Since the beginning of this year, no fewer than a hundred people have been killed in Benue State in various attacks by invading gunmen. On one occasion in Otukpo local government area, suspected herdsmen attacked villagers during a funeral, killing dozens. But the killings are not restricted to Benue State. In neighbouring Nasarawa and Plateau States, dozens of lives have also been lost to these incessant killings with the number of displaced people growing every day. What is particularly worrying is that because of these killings, many communities are self-arming either to protect themselves or for reprisal attacks as bloody battles for supremacy and for the control of land become increasingly alarming. It is one other repercussion of a growing culture of elite indifference to a scourge that has become a vicious cycle. More cofounding is that authorities at all levels are ready to spend more money to investigate what we already know, buy more guns to fight what we caused and yet do nothing scientific to engage the problem.   

Meanwhile, this culture of impunity persists because the relevant security agencies have not succeeded in apprehending the entrepreneurs of violence and bring them to justice. There are several questions begging for answers: Why has there been no successful prosecution of anybody involved in this orgy of violence and bloodletting?  Authorities in both Abuja and the affected states have, at different times, established judicial commissions and administrative panels of enquiry to investigate these killings. What are their findings and recommendations? What actions have been taken on the reports?   

Unfortunately, the fact that official response to these killings had been tame is a major problem. President Muhammadu Buhari who makes some feeble statement after every tragedy usually ask the public to “expose the perpetrators of such incidents, their sponsors and those who encourage such criminals who carry out these dastardly acts of murder, so that the law will take its course.” Yet, the fact that many people die, and Nigerians move on unperturbed is fast depicting us as a people who place little premium on human lives. When such bestiality becomes a way of life, as it is now in many states, those who kill would want to recreate the scenes more often almost like any addict who goes on the high by reliving his addiction. That today is the tragedy of our nation.   

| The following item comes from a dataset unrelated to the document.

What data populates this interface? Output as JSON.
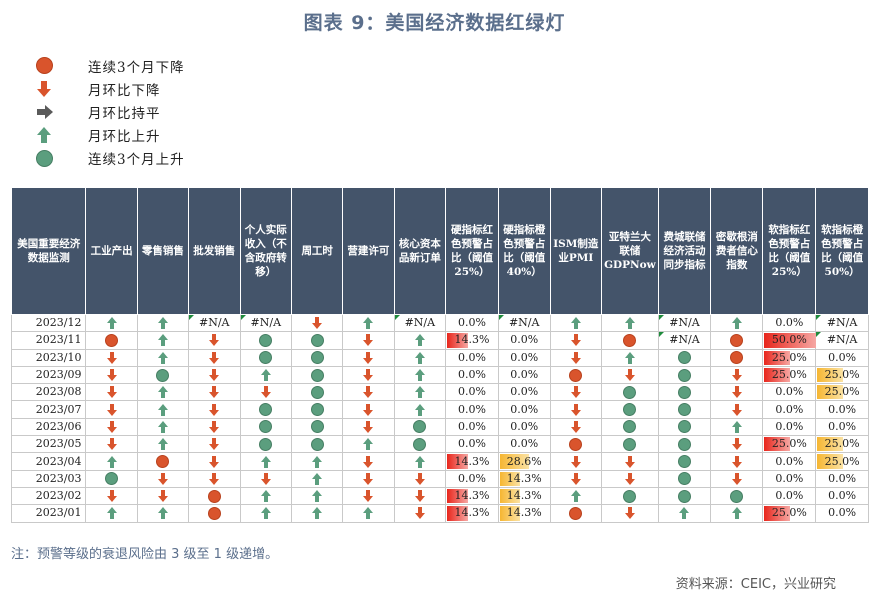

  To worsen matters, these unrelenting assaults have awakened the consciousness of the people to a primordial sense of group self-preservation. And the situation is getting out of hand. The spate of violence across the country has prompted several critical stakeholders to call for an urgent review of the national security architecture. In the challenging times that we are in, all options should be on the table, especially as the nation quivers under threats of unknown colouration, with sundry mischief makers prancing forward to contribute whatever they can for reasons of their own. A government that cannot guarantee the security of life and property for citizens and residents in a country has failed.